Наклонившись над ведром с водой, она споласкивает тряпку и, намотав на швабру, продолжает уборочный процесс, порождая новую волну просвещения, обращенную своими постулатами к деклассированному элементу общества.
– Если у человека что болит, он приходит к врачу и говорит об этом сам. Врачи берут у него анализы, рентгены делают и всякие другие процедуры, чтобы понять болезнь и ее причину. А здесь? Никто ни на что не жалится. Анализов никаких не беруть. Рентгенов не делають… И правильно, что не делають! Какие возьмешь анализы из головы? Это ж не жопа, прости меня, господи!
Вновь троекратно крестится и кланяется, повернувшись к окну. Потом продолжает:
– Никаких анализов из головы взять невозможно! Слава богу, Господь об этом позаботился – спрятал мозги в кубышку! А рентген головы, что он дасть? Пусть даже самый хороший рентген?.. Тьфу ты, слово-то, какое – рен-т-ген! Пока выговоришь – все зубы выплюнешь… – ругается бабка на Вильгельма Конрадовича[513], убираясь под Лешкиной кроватью. – Ну, сделают они его – рентген этоть. Ну, увидят там извилины всякие. Разглядять, какого цвета. Толщину и длину ихову померюють. А что толку-то? В них-то что происходить – никому ведь не ведомо!
Уборщица переходит к подоконнику. Протирает его. Затем, насколько позволяет рост, смахивает с рам пыль и, вздохнув, по новой взвинчивает уже и без того напряженный воздух.
Воздух висит, не шевелится. И, пряча в прозрачность гнев раздражения, ищет уединение под тумбочками.

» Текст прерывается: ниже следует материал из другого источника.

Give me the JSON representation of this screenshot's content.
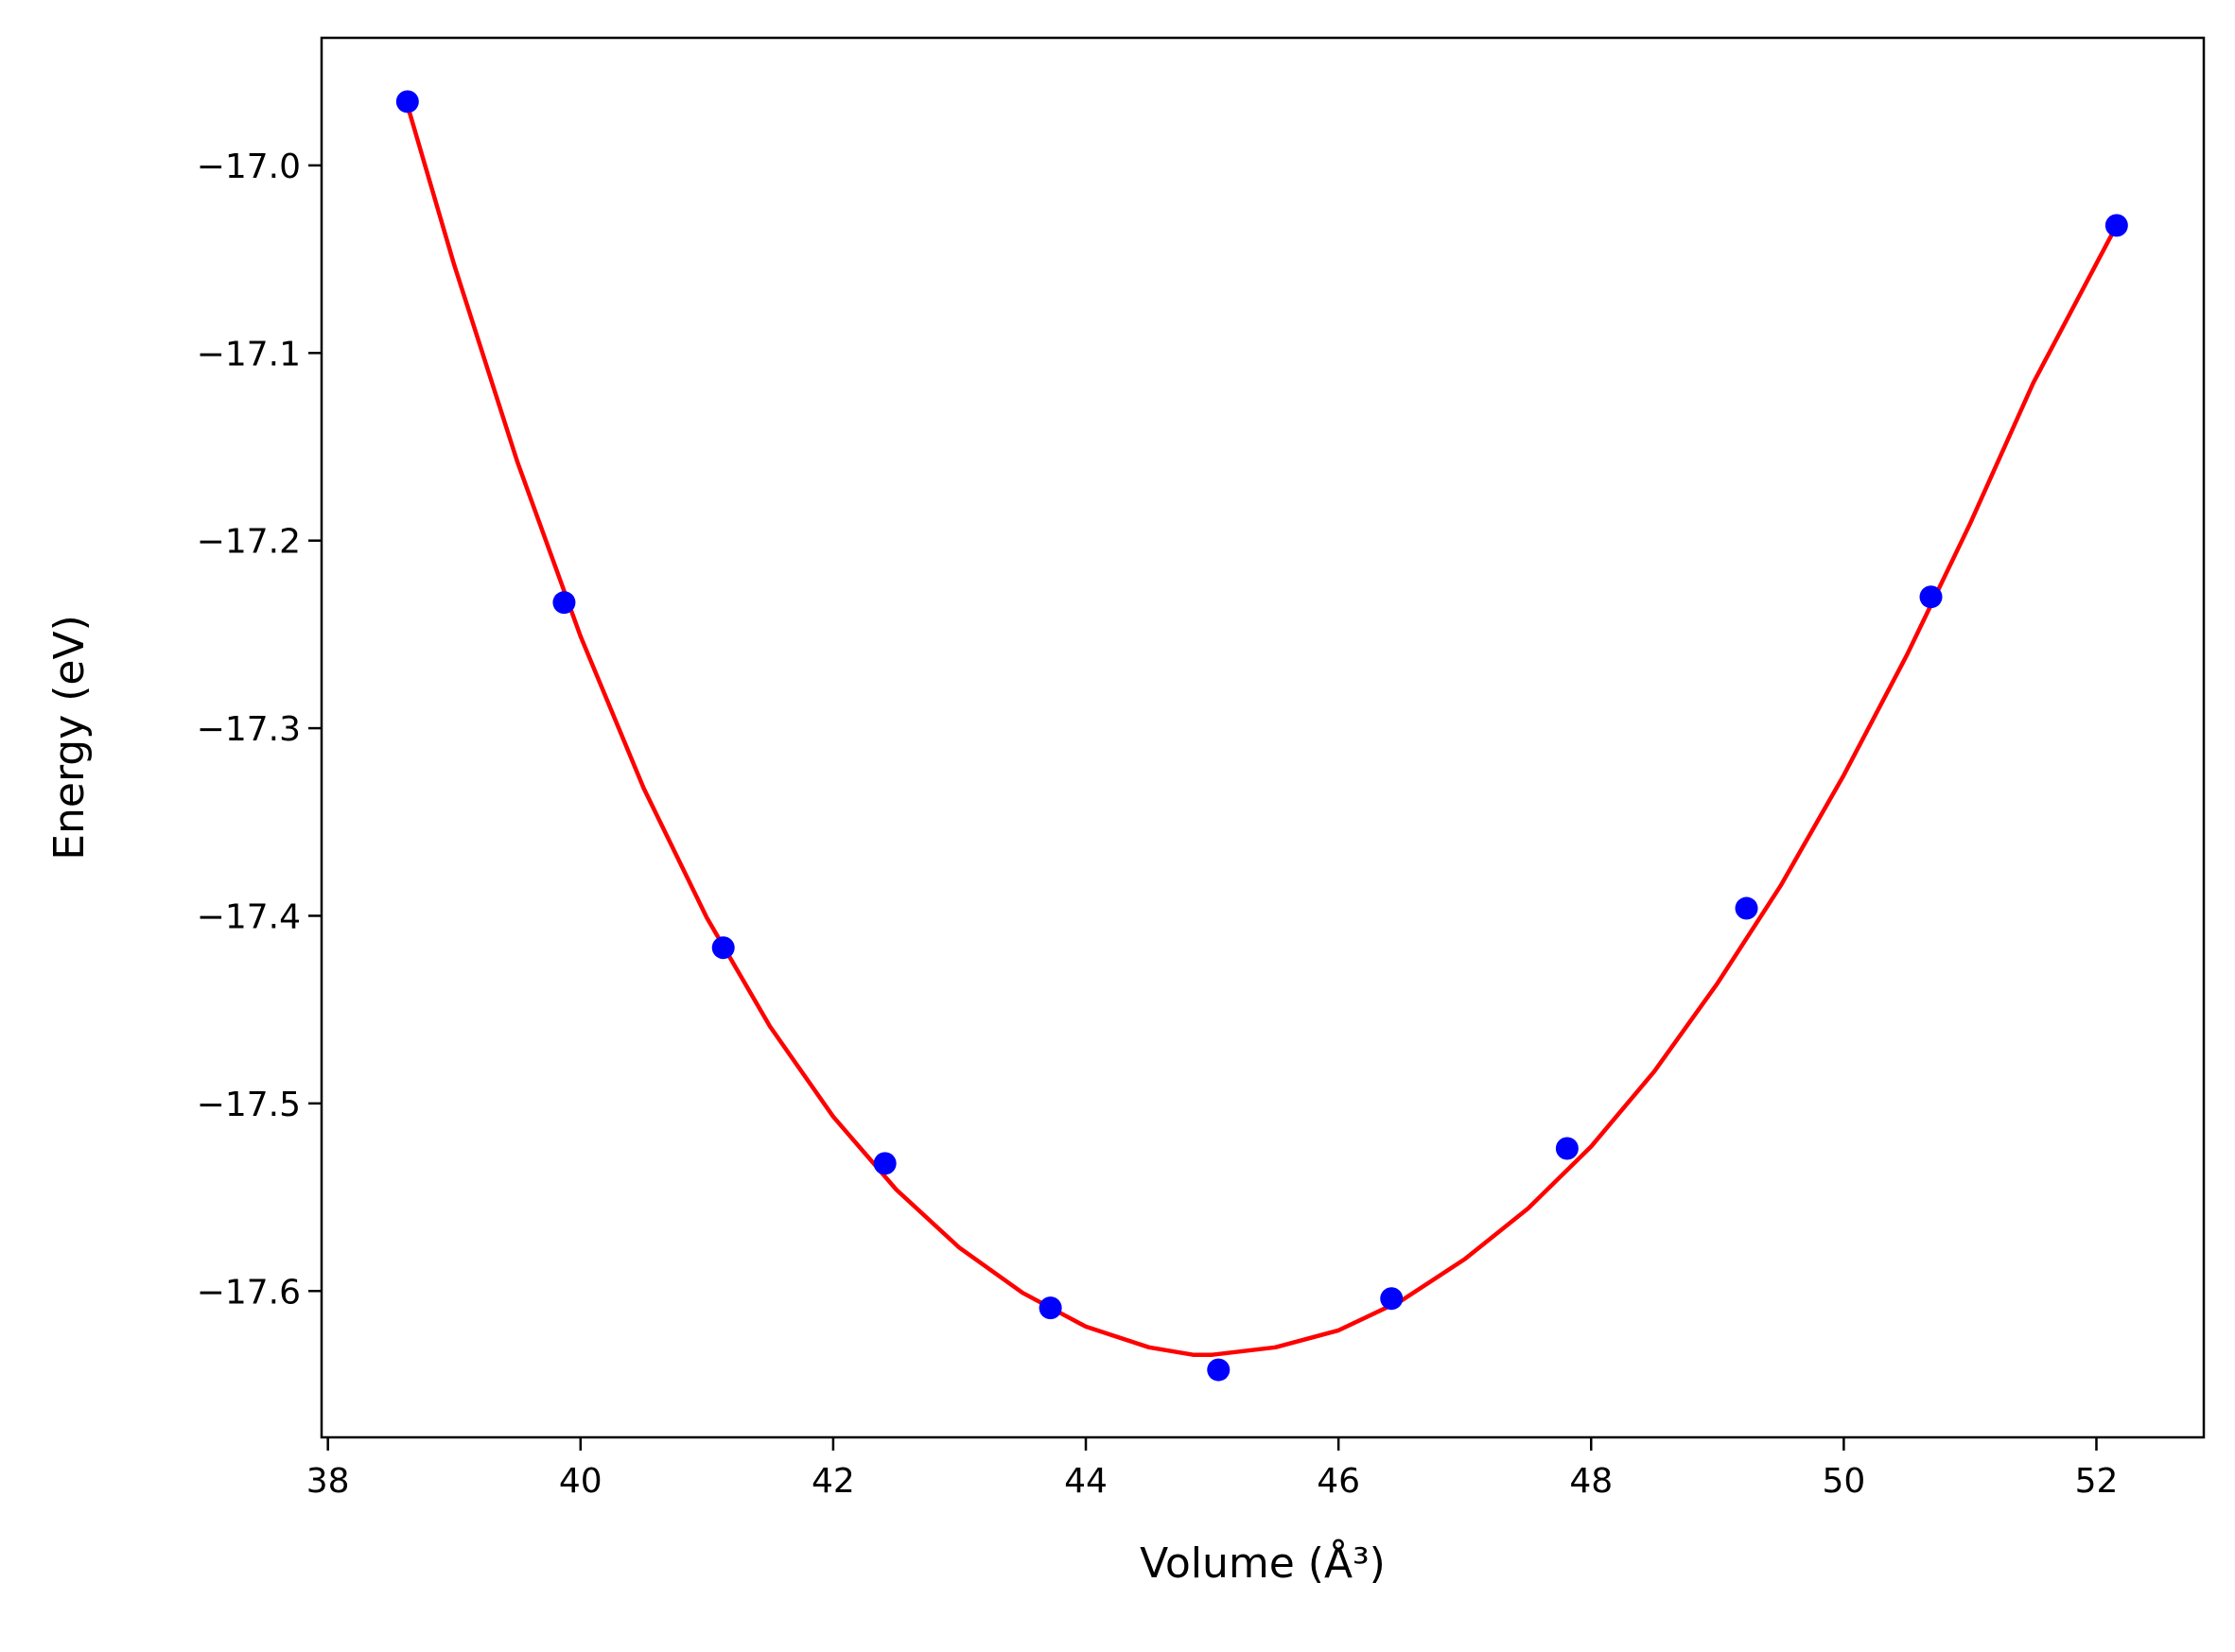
{
  "chart_data": {
    "type": "scatter",
    "title": "",
    "xlabel": "Volume (Å³)",
    "ylabel": "Energy (eV)",
    "xlim": [
      37.95,
      52.85
    ],
    "ylim": [
      -17.678,
      -16.932
    ],
    "xticks": [
      "38",
      "40",
      "42",
      "44",
      "46",
      "48",
      "50",
      "52"
    ],
    "yticks": [
      "−17.0",
      "−17.1",
      "−17.2",
      "−17.3",
      "−17.4",
      "−17.5",
      "−17.6"
    ],
    "grid": false,
    "legend": "none",
    "series": [
      {
        "kind": "points",
        "color": "#0000ff",
        "x": [
          38.63,
          39.87,
          41.13,
          42.41,
          43.72,
          45.05,
          46.42,
          47.81,
          49.23,
          50.69,
          52.16
        ],
        "y": [
          -16.966,
          -17.233,
          -17.417,
          -17.532,
          -17.609,
          -17.642,
          -17.604,
          -17.524,
          -17.396,
          -17.23,
          -17.032
        ]
      },
      {
        "kind": "fit-curve",
        "color": "#ff0000",
        "x": [
          38.63,
          39.0,
          39.5,
          40.0,
          40.5,
          41.0,
          41.5,
          42.0,
          42.5,
          43.0,
          43.5,
          44.0,
          44.5,
          44.85,
          45.0,
          45.5,
          46.0,
          46.5,
          47.0,
          47.5,
          48.0,
          48.5,
          49.0,
          49.5,
          50.0,
          50.5,
          51.0,
          51.5,
          52.16
        ],
        "y": [
          -16.968,
          -17.053,
          -17.158,
          -17.251,
          -17.332,
          -17.401,
          -17.459,
          -17.507,
          -17.546,
          -17.577,
          -17.601,
          -17.619,
          -17.63,
          -17.634,
          -17.634,
          -17.63,
          -17.621,
          -17.605,
          -17.583,
          -17.556,
          -17.523,
          -17.483,
          -17.436,
          -17.384,
          -17.325,
          -17.261,
          -17.191,
          -17.116,
          -17.032
        ]
      }
    ]
  }
}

Не замечая божественных откровений[514], бабушка экстраполирует[515]в себе создателя с помощью эвентуальностей[516]собственного рассудка:
– Вот я вдохнула кислород, а выдохнула другой газ – не видно ведь? Не видно! Но зато можно анализ взять и разобраться, где какой воздух… А здесь? И не видно, и не слышно, и анализов никаких не возьмешь, а они один хрен лечат!.. Чё лечат? Как лечат? Чем лечат? Для чего лечат? Не знаю… Лекари-аптекари… Если Господь не дал, знать, и не надо было! Вон Федька, да ему и так хорошо! И чаво его трогать? На что надеяться? Не понимаю…
Я, лежавший все это время молча, подаю первый признак жизни:
– Марь Иванна, а вы… может, в рот мне конфету положите?
– Ой ты, гхосподи! – всплеснув руками, возмущается на себя старушка. – Совсем выжила из ума, не соображаю!
Вытирает руки об халат, идет ко мне, разворачивает конфету, кладет ее в рот, а фантик убирает в карман, из которого достает вторую конфету и с улыбкой благотворителя опять кладет ее мне в Лешкину руку.
Довольный произошедшими переменами, я благодушно спрашиваю бабушку:
– А вы уже сколько лет в больнице работаете?
– Да давно уж! Как построили, так и убираюсь здесь. В поселке работы не найдешь, а в город пусть молодые мотаются. Им гоняться – хлеба не давай… Я свое уж отмыкалась. Отсуетилась… Хвать!
Бабка моет пол, а я сосу конфету, думая, чего бы еще спросить у нее в благодарность за угощение. Но бабуся начинает продолжать сама:
– У старого человека аппетит мал, да опыт велик. Нам вашу голову насквозь без рентгенов видно. Все ваши мысли у нас на ладони… На ладони! – повторяет она, потрясая ладонью, и наклонившись над ведром, полощет тряпку. Выжимает ее, старательно наматывает на швабру и, кряхтя, разгибается.
– Как-то я хотела здесь одного мальчонку усыновить. Так ведь не дали! Сказали: иди в детдом. Он же и так из детдома, говорю я им. Нет! – отвечают, выбирай нормального! И в детдоме, а не здесь.